355 500 произведений, 25 200 авторов.

Электронная библиотека книг » Евгений Дырин » Дело, которому служишь » Текст книги (страница 22)
Дело, которому служишь
  • Текст добавлен: 26 сентября 2016, 09:08

Текст книги "Дело, которому служишь"


Автор книги: Евгений Дырин



сообщить о нарушении

Текущая страница: 22 (всего у книги 22 страниц)

Город Бриг был занят советскими войсками так стремительно, что отступавшие гитлеровцы не успели ни взорвать каменный мост через Одер, ни разрушить взлетную полосу и служебные здания на аэродроме. Только три ангара лежали в развалинах, но скорее всего, это был результат меткой стрельбы советских артиллеристов. Бывшие "хозяева поля" покидали аэродром в большой спешке. У главных ворот и на обочинах шоссе валялись раздавленные фибровые и картонные чемоданы с торчащими язычками замков, полосатые матрацы, непарные летные сапоги с застежкой "молния" по всему голенищу, забрызганные грязью бортовые журналы, письма в конвертах и без конвертов... Техники, повидимому, удирали на велосипедах, – множество искромсанных танками велосипедных колес, рулей и погнутых рам лежало в кюветах.
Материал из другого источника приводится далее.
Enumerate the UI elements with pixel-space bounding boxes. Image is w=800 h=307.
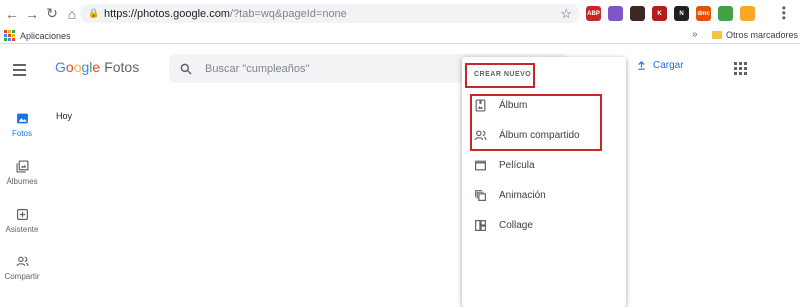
sidebar-item-albumes[interactable]: Álbumes xyxy=(0,160,44,186)
bookmark-apps[interactable]: Aplicaciones xyxy=(4,30,71,41)
sidebar-item-label: Compartir xyxy=(4,272,40,281)
bookmark-other-label: Otros marcadores xyxy=(726,30,799,40)
sidebar-item-fotos[interactable]: Fotos xyxy=(0,112,44,138)
app-header: Google Fotos Cargar xyxy=(0,44,800,92)
logo-letter: G xyxy=(55,59,66,75)
address-bar[interactable]: 🔒 https://photos.google.com/?tab=wq&page… xyxy=(80,4,580,23)
albums-icon xyxy=(15,160,29,173)
search-icon[interactable] xyxy=(179,62,193,76)
menu-item-label: Álbum compartido xyxy=(499,129,580,141)
bookmarks-bar: Aplicaciones » Otros marcadores xyxy=(0,27,800,44)
menu-item-label: Collage xyxy=(499,219,533,231)
upload-icon xyxy=(638,61,645,70)
adblock-icon[interactable]: ABP xyxy=(586,6,601,21)
bookmark-star-icon[interactable]: ☆ xyxy=(560,6,572,22)
ring-icon[interactable] xyxy=(718,6,733,21)
create-menu: CREAR NUEVO Álbum Álbum compartido Pelíc… xyxy=(462,57,626,307)
logo-letter: o xyxy=(65,59,74,75)
url-path: /?tab=wq&pageId=none xyxy=(229,7,347,20)
sidebar: Fotos Álbumes Asistente Compartir xyxy=(0,92,44,307)
create-menu-header: CREAR NUEVO xyxy=(474,71,532,78)
shared-album-icon xyxy=(474,130,487,140)
sidebar-item-label: Asistente xyxy=(5,225,39,234)
section-title: Hoy xyxy=(56,111,73,121)
sidebar-item-asistente[interactable]: Asistente xyxy=(0,208,44,234)
reload-icon[interactable]: ↻ xyxy=(42,0,62,27)
url-host: https://photos.google.com xyxy=(104,7,230,20)
google-photos-logo[interactable]: Google Fotos xyxy=(55,59,139,75)
sidebar-item-label: Fotos xyxy=(11,129,32,138)
feather-icon[interactable] xyxy=(608,6,623,21)
animation-icon xyxy=(475,189,486,201)
menu-icon[interactable] xyxy=(13,64,26,79)
menu-item-label: Álbum xyxy=(499,99,528,111)
apps-grid-icon xyxy=(4,30,15,41)
menu-item-label: Animación xyxy=(499,189,546,201)
menu-item-animation[interactable]: Animación xyxy=(462,180,626,210)
assistant-icon xyxy=(16,209,28,220)
k-icon[interactable]: K xyxy=(652,6,667,21)
collage-icon xyxy=(475,219,486,231)
bookmarks-more-icon[interactable]: » xyxy=(692,29,698,40)
upload-label: Cargar xyxy=(653,60,684,71)
google-wordmark: Google xyxy=(55,59,100,75)
menu-item-collage[interactable]: Collage xyxy=(462,210,626,240)
logo-product: Fotos xyxy=(104,59,140,75)
bookmark-apps-label: Aplicaciones xyxy=(20,30,71,41)
forward-arrow-icon[interactable]: → xyxy=(22,0,42,27)
extensions-row: ABP K Ndmc xyxy=(586,6,755,21)
menu-item-movie[interactable]: Película xyxy=(462,150,626,180)
dmc-icon[interactable]: dmc xyxy=(696,6,711,21)
home-icon[interactable]: ⌂ xyxy=(62,0,82,27)
movie-icon xyxy=(475,160,486,170)
browser-toolbar: ← → ↻ ⌂ 🔒 https://photos.google.com/?tab… xyxy=(0,0,800,27)
menu-item-label: Película xyxy=(499,159,535,171)
sidebar-item-label: Álbumes xyxy=(6,177,38,186)
shield-icon[interactable] xyxy=(630,6,645,21)
upload-button[interactable]: Cargar xyxy=(636,60,684,71)
search-input[interactable] xyxy=(205,62,505,75)
logo-letter: e xyxy=(92,59,101,75)
album-icon xyxy=(475,98,486,112)
bookmark-other[interactable]: Otros marcadores xyxy=(712,30,798,40)
menu-item-shared-album[interactable]: Álbum compartido xyxy=(462,120,626,150)
share-people-icon xyxy=(15,256,29,267)
folder-icon xyxy=(712,31,722,39)
sidebar-item-compartir[interactable]: Compartir xyxy=(0,255,44,281)
menu-item-album[interactable]: Álbum xyxy=(462,90,626,120)
gear-icon[interactable] xyxy=(740,6,755,21)
browser-menu-icon[interactable]: • • • xyxy=(782,2,786,24)
lock-icon: 🔒 xyxy=(88,8,100,18)
back-arrow-icon[interactable]: ← xyxy=(2,0,22,27)
photo-icon xyxy=(16,113,28,124)
google-apps-icon[interactable] xyxy=(734,62,747,75)
netflix-icon[interactable]: N xyxy=(674,6,689,21)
Картина бегства была особенно выразительна в штабных помещениях на аэродроме. Под ногами шелестела бумажная россыпь, папки с картами и документами тяжелыми грудами лежали на стульях и на подоконниках, покрытых битым стеклом; из пишущих машинок не были вынуты листы бумаги с начатыми словами приказов "Ich befehle..."
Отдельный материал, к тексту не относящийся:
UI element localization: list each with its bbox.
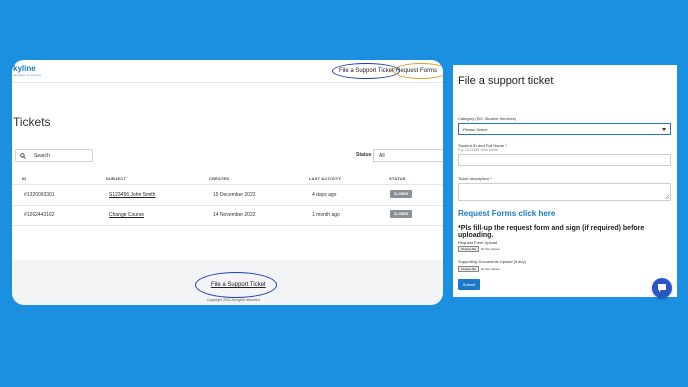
supporting-docs-upload-label: Supporting Documents Upload (if any) — [458, 259, 526, 264]
ticket-created: 14 November 2022 — [213, 212, 256, 218]
table-divider — [12, 184, 443, 185]
request-form-file-status: No file chosen — [481, 247, 501, 251]
status-filter-value: All — [379, 153, 385, 159]
ticket-last-activity: 4 days ago — [312, 192, 337, 198]
table-divider — [12, 225, 443, 226]
request-forms-link[interactable]: Request Forms click here — [458, 209, 555, 218]
column-header-last-activity: LAST ACTIVITY — [309, 176, 342, 181]
highlight-oval-file-ticket — [332, 63, 400, 79]
chevron-down-icon — [662, 128, 666, 131]
support-ticket-form: File a support ticket Category (SIC Stud… — [453, 65, 677, 297]
top-navbar: kyline education technology File a Suppo… — [12, 60, 443, 83]
status-filter-label: Status — [356, 152, 372, 158]
category-label: Category (SIC Student Services) — [458, 116, 517, 121]
ticket-id: #1262443162 — [24, 212, 55, 218]
form-title: File a support ticket — [458, 75, 554, 87]
chat-widget-button[interactable] — [652, 278, 672, 298]
chat-icon — [658, 284, 666, 292]
resize-handle-icon[interactable] — [665, 195, 669, 199]
ticket-id: #1320093301 — [24, 192, 55, 198]
supporting-docs-choose-file-button[interactable]: Choose file — [458, 266, 479, 272]
status-badge: CLOSED — [390, 190, 412, 198]
ticket-created: 15 December 2022 — [213, 192, 256, 198]
highlight-oval-request-forms — [393, 63, 443, 79]
ticket-last-activity: 1 month ago — [312, 212, 340, 218]
submit-button[interactable]: Submit — [458, 279, 480, 290]
upload-instruction-note: *Pls fill-up the request form and sign (… — [458, 225, 645, 239]
status-badge: CLOSED — [390, 210, 412, 218]
category-select[interactable]: Please Select — [458, 123, 671, 135]
column-header-status: STATUS — [389, 176, 406, 181]
ticket-subject-link[interactable]: S123456 John Smith — [109, 192, 155, 198]
request-form-upload-label: Request Form Upload — [458, 240, 498, 245]
copyright-text: Copyright 2022 All rights reserved. — [207, 298, 261, 302]
highlight-oval-footer-link — [195, 272, 277, 298]
ticket-subject-link[interactable]: Change Course — [109, 212, 144, 218]
page-title: Tickets — [13, 115, 51, 129]
search-placeholder: Search — [34, 153, 50, 159]
tickets-page: kyline education technology File a Suppo… — [12, 60, 443, 305]
student-id-field[interactable] — [458, 154, 671, 166]
ticket-description-label: Ticket description * — [458, 176, 492, 181]
category-select-value: Please Select — [463, 127, 488, 132]
table-divider — [12, 205, 443, 206]
tickets-content: Tickets Search Status All ID SUBJECT CRE… — [12, 83, 443, 260]
ticket-description-field[interactable] — [458, 183, 671, 201]
column-header-created: CREATED — [209, 176, 230, 181]
column-header-subject: SUBJECT — [106, 176, 127, 181]
search-icon — [20, 153, 26, 159]
search-input[interactable]: Search — [15, 149, 93, 162]
column-header-id: ID — [22, 176, 27, 181]
supporting-docs-file-status: No file chosen — [481, 267, 501, 271]
request-form-choose-file-button[interactable]: Choose file — [458, 246, 479, 252]
logo-text: kyline — [13, 64, 36, 73]
logo-subtext: education technology — [13, 73, 42, 77]
status-filter-select[interactable]: All — [373, 149, 443, 162]
logo[interactable]: kyline education technology — [13, 64, 42, 78]
student-id-hint: E.g. S123456 John Smith — [458, 148, 498, 152]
Аэродром сразу заняли истребители. "Лавочкины" и "Яковлевы" расположились в уцелевших ангарах, на вымощенных бетоном стоянках. У начала широкой взлетной полосы выстроились самолеты дежурных подразделений. В штабных помещениях, разбитые окна которых были заделаны папками с готическими надписями, застучали машинки.

Теперь приказы отдавались на русском языке. Они сразу приводили в движение людей, самолеты поднимались в воздух, летели на запад, стреляя и бомбя, и в тучах дыма, встававшего над разбитыми немецкими блиндажами, мелькали обгорелые листки с мертвыми готическими письменами: "Ich befehle..."
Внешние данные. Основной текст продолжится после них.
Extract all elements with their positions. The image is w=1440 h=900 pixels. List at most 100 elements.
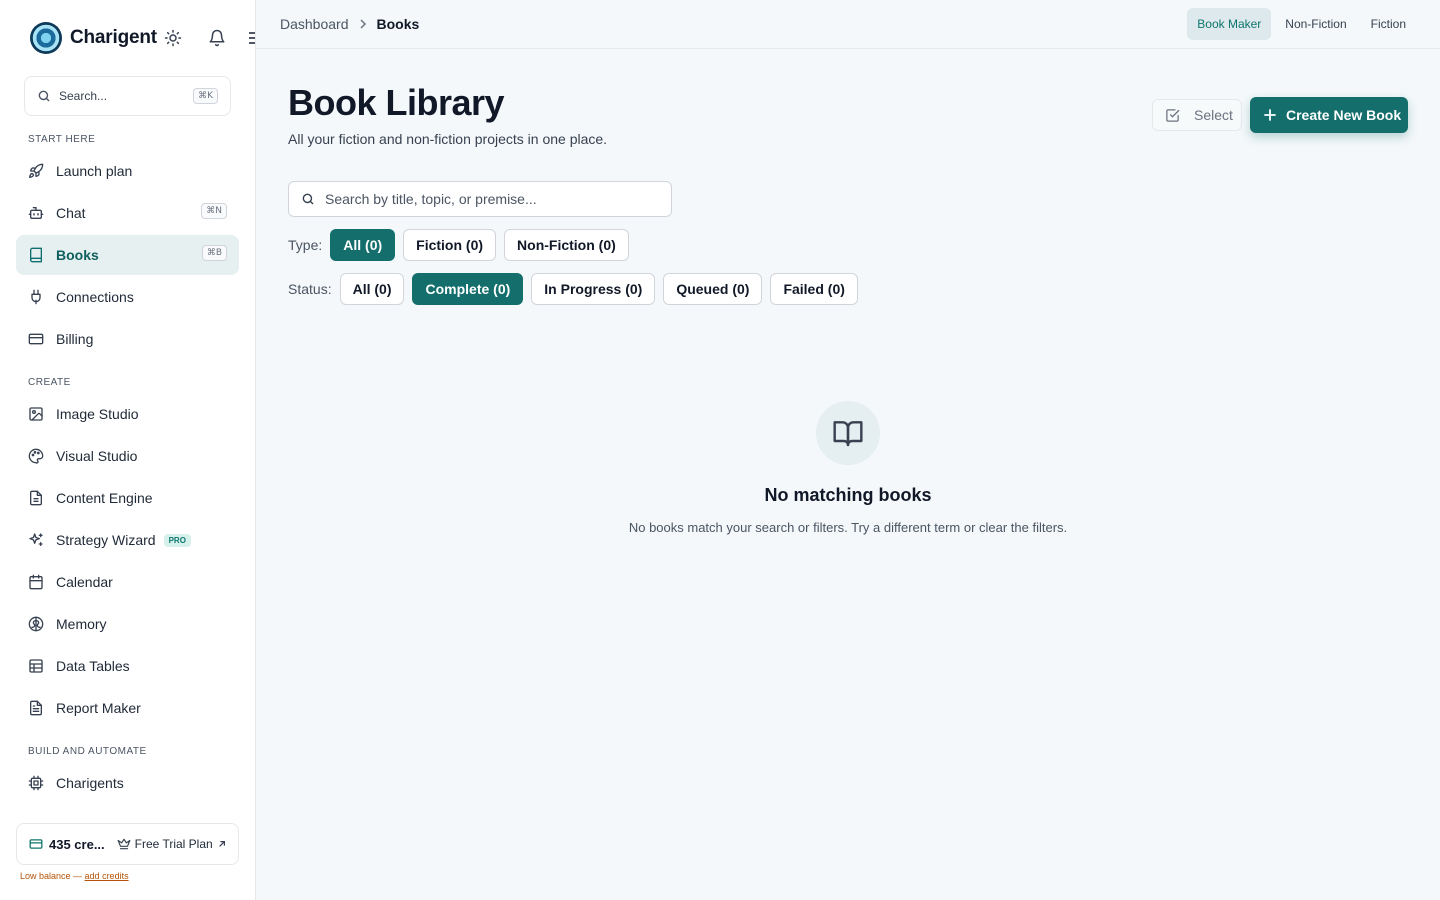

Полбин расположил свою группу самолетов на западной окраине аэродрома, сообщавшейся с взлетной полосой удобной рулежной дорожкой. Встав на твердую почву, "Петляковы" воинственно задрали свои острые застекленные носы.

Через час после приземления самолеты уже пошли на задание – бить укрепившихся на реке Нейсе фашистов. Цель находилась так близко, что техники с аэродрома видели, как "Петляковы" перестраивались из "клиньев" в "пеленг", как один за другим ныряли к земле и как вслед за тем из земли начинали бить черные фонтаны. Они быстро опадали, оставляя в воздухе круглые облака грязнокоричневого дыма.

На укрепления гитлеровцев падали фугасные бомбы советской марки. Но на аэродроме были целые штабеля оставленных немцами бомб. Их следовало использовать по назначению – против самих же гитлеровцев.

Но тут возникли затруднения. Прилетевший вместе с Полбиным инженер-полковник Самсоненко доложил, что взрыватели не подходят к немецким тысячекилограммовым фугаскам. Гнезда для взрывателей были у них не в головной или в донной части, а на корпусах бомб, сбоку. Надо было менять углы установки лопастей ветрянок, но и это не решало дела: диаметр гнезд был больше диаметра взрывателей, резьба не совпадала.

– Что вы предлагаете? – жестко спросил инженера Полбин. Он собирался на следующий же день сбрасывать немецкие бомбы, и это неожиданное препятствие вызвало у него раздражение.

– Нужны обжимные, уплотнительные кольца, – ответил Самсоненко.

– А где они продаются? – в голосе Полбина звучала ирония. Ему тоже было ясно, что нужно делать, и он ждал от инженера другого ответа.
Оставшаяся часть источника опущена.